New Zealand, meanwhile, won a game for the first time in six World Cups, then promptly lost to the Philippines, a tournament debutante. Canada became the first reigning Olympic champion to be eliminated in the group stage, while Jamaica, ranked No. 43 in the world, held No. 5 France and No. 7 Brazil scoreless to reach the round of 16.
In fact, at least one team was shut out in 45 of the tournament’s 64 games; in 10 of them, neither team scored. That wasn’t a result of poor offense as much as it was stellar defense and goalkeeping. Consider the U.S., which scored 18 times in the group stage in 2019. This summer it scored just four goals, none in its final 238 minutes.
So where did the sudden parity in women’s soccer come from? Investment.
Since the last World Cup in 2019, Barclay’s bank, Sky Sports and the BBC have spent a reported $60 million on England’s Women’s Super League, support the national team rewarded by winning a European Championship in 2022 and reaching the World Cup final this year. Japan launched the 12-team domestic WE League — the initials stand for Women’s Empowerment — in 2020 and three years later, with 14 of the 23 players on its national team coming off WE rosters, the Nadeshiko reached the World Cup quarterfinals. WE players Hinata Miyazawa and Mina Tanaka led the tournament in scoring and tied for the lead in assists, respectively.
Then there’s Spain, which failed to win a game during its World Cup debut eight years ago. Spanish players publicly protested the lack of backing for the team at that tournament and during the next five years. Iberdrola, an electric utility giant, and others stepped up with generous corporate support, a $10-million media-rights package was signed and the country’s women’s league was professionalized.
On Sunday, Spain won the senior World Cup a year after capturing the U-17 and U-20 championships.

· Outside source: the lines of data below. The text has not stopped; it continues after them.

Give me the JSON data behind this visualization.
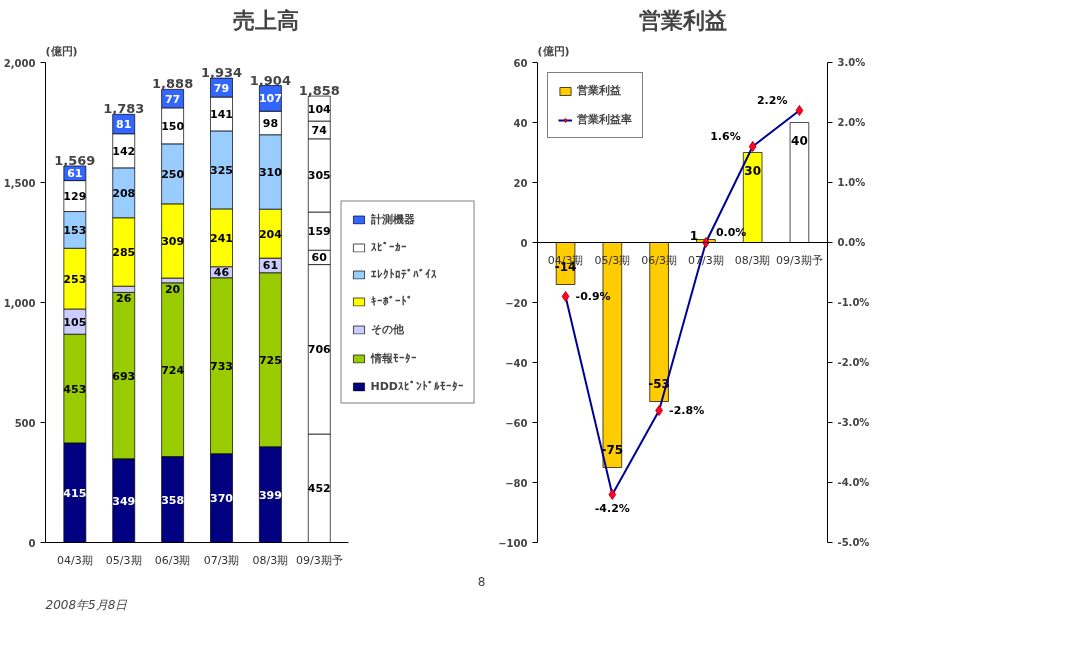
{
  "chart_data": [
    {
      "type": "bar",
      "title": "売上高",
      "ylabel": "(億円)",
      "stacked": true,
      "data_labels": true,
      "legend": "right",
      "grid": false,
      "categories": [
        "04/3期",
        "05/3期",
        "06/3期",
        "07/3期",
        "08/3期",
        "09/3期予"
      ],
      "ylim": [
        0,
        2000
      ],
      "yticks": [
        0,
        500,
        {
          "value": 1000,
          "label": "1,000"
        },
        {
          "value": 1500,
          "label": "1,500"
        },
        {
          "value": 2000,
          "label": "2,000"
        }
      ],
      "totals": [
        "1,569",
        "1,783",
        "1,888",
        "1,934",
        "1,904",
        "1,858"
      ],
      "annotations": [
        "8",
        "2008年5月8日"
      ],
      "series": [
        {
          "name": "HDDｽﾋﾟﾝﾄﾞﾙﾓｰﾀｰ",
          "color": "#000080",
          "colors": [
            "#000080",
            "#000080",
            "#000080",
            "#000080",
            "#000080",
            "#ffffff"
          ],
          "values": [
            415,
            349,
            358,
            370,
            399,
            452
          ]
        },
        {
          "name": "情報ﾓｰﾀｰ",
          "color": "#99cc00",
          "colors": [
            "#99cc00",
            "#99cc00",
            "#99cc00",
            "#99cc00",
            "#99cc00",
            "#ffffff"
          ],
          "values": [
            453,
            693,
            724,
            733,
            725,
            706
          ]
        },
        {
          "name": "その他",
          "color": "#ccccff",
          "colors": [
            "#ccccff",
            "#ccccff",
            "#ccccff",
            "#ccccff",
            "#ccccff",
            "#ffffff"
          ],
          "values": [
            105,
            26,
            20,
            46,
            61,
            60
          ]
        },
        {
          "name": "ｷｰﾎﾞｰﾄﾞ",
          "color": "#ffff00",
          "colors": [
            "#ffff00",
            "#ffff00",
            "#ffff00",
            "#ffff00",
            "#ffff00",
            "#ffffff"
          ],
          "values": [
            253,
            285,
            309,
            241,
            204,
            159
          ]
        },
        {
          "name": "ｴﾚｸﾄﾛﾃﾞﾊﾞｲｽ",
          "color": "#99ccff",
          "colors": [
            "#99ccff",
            "#99ccff",
            "#99ccff",
            "#99ccff",
            "#99ccff",
            "#ffffff"
          ],
          "values": [
            153,
            208,
            250,
            325,
            310,
            305
          ]
        },
        {
          "name": "ｽﾋﾟｰｶｰ",
          "color": "#ffffff",
          "colors": [
            "#ffffff",
            "#ffffff",
            "#ffffff",
            "#ffffff",
            "#ffffff",
            "#ffffff"
          ],
          "values": [
            129,
            142,
            150,
            141,
            98,
            74
          ]
        },
        {
          "name": "計測機器",
          "color": "#3366ff",
          "colors": [
            "#3366ff",
            "#3366ff",
            "#3366ff",
            "#3366ff",
            "#3366ff",
            "#ffffff"
          ],
          "values": [
            61,
            81,
            77,
            79,
            107,
            104
          ]
        }
      ]
    },
    {
      "type": "bar",
      "title": "営業利益",
      "ylabel": "(億円)",
      "legend": "top left",
      "grid": false,
      "marker": "diamond",
      "categories": [
        "04/3期",
        "05/3期",
        "06/3期",
        "07/3期",
        "08/3期",
        "09/3期予"
      ],
      "ylim": [
        -100,
        60
      ],
      "yticks": [
        -100,
        -80,
        -60,
        -40,
        -20,
        0,
        20,
        40,
        60
      ],
      "y2lim": [
        -5,
        3
      ],
      "y2ticks": [
        {
          "value": -5,
          "label": "-5.0%"
        },
        {
          "value": -4,
          "label": "-4.0%"
        },
        {
          "value": -3,
          "label": "-3.0%"
        },
        {
          "value": -2,
          "label": "-2.0%"
        },
        {
          "value": -1,
          "label": "-1.0%"
        },
        {
          "value": 0,
          "label": "0.0%"
        },
        {
          "value": 1,
          "label": "1.0%"
        },
        {
          "value": 2,
          "label": "2.0%"
        },
        {
          "value": 3,
          "label": "3.0%"
        }
      ],
      "series": [
        {
          "name": "営業利益",
          "type": "bar",
          "color": "#ffcc00",
          "colors": [
            "#ffcc00",
            "#ffcc00",
            "#ffcc00",
            "#ffcc00",
            "#ffff00",
            "#ffffff"
          ],
          "values": [
            -14,
            -75,
            -53,
            1,
            30,
            40
          ],
          "value_labels": [
            "-14",
            "-75",
            "-53",
            "1",
            "30",
            "40"
          ]
        },
        {
          "name": "営業利益率",
          "type": "line",
          "axis": "y2",
          "color": "#000099",
          "values": [
            -0.9,
            -4.2,
            -2.8,
            0.0,
            1.6,
            2.2
          ],
          "value_labels": [
            "-0.9%",
            "-4.2%",
            "-2.8%",
            "0.0%",
            "1.6%",
            "2.2%"
          ]
        }
      ]
    }
  ]
}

Which brings up back to Infantino, who oversaw a 500% increase in the prize-money purse, to $150 million, for this World Cup. And while that remains just about a third of the $440 million FIFA paid out in last year’s men’s tournament, Infantino has pledged the organization will offer equal prize money in the next men’s and women’s tournaments, in 2026 and 2027.
Infantino also pushed to increase the tournament field from 24 to 32 teams this summer, arguing that the carrot of World Cup earnings would push smaller federations to invest in their programs. Critics pushed back, saying more teams would dilute the competition, but Infantino was right: of the eight teams making their World Cup debuts four — Morocco, Zambia, the Philippines and Portugal — all won games, with Morocco advancing to the round of 16.
That also proved a much sounder strategy for increasing the appeal of the women’s game than the one Infantino’s predecessor, Sepp Blatter, once promoted. “They could, for example, have tighter shorts,” said Blatter, who proposed kits featuring hot pants. “Female players are pretty, if you excuse me for saying so.”
But if Infantino’s heart is in the right place, his mouth has yet to follow. At a conference in Sydney days before the World Cup final, the FIFA boss made an offensive, condescending speech in which he put the onus for change on the women, not on the power brokers at the top of the sport who control the purse strings — and most everything else.
“Pick the right battles. Pick the right fights,” he urged. “You have the power to convince us men what we have to do and what we don’t have to do. You do it. Just do it.”
It makes you wonder if Infantino has any strong women in his life. The motto for this World Cup, after all, was “Beyond Greatness.” Four years ago in France it was “Le Moment de Briller,” (The Moment to Shine), which was rendered in English as the subversive-sounding and patronizing “Dare to Shine.” Imagine FIFA urging Lionel Messi or Cristiano Ronaldo to go “beyond greatness” and “dare to shine.”
Nevertheless two days after the FIFA president’s talk, Spain shone brightly, daring to be great in a convincing performance to close out a World Cup in which, thankfully, the players’ actions spoke louder than Infantino’s words.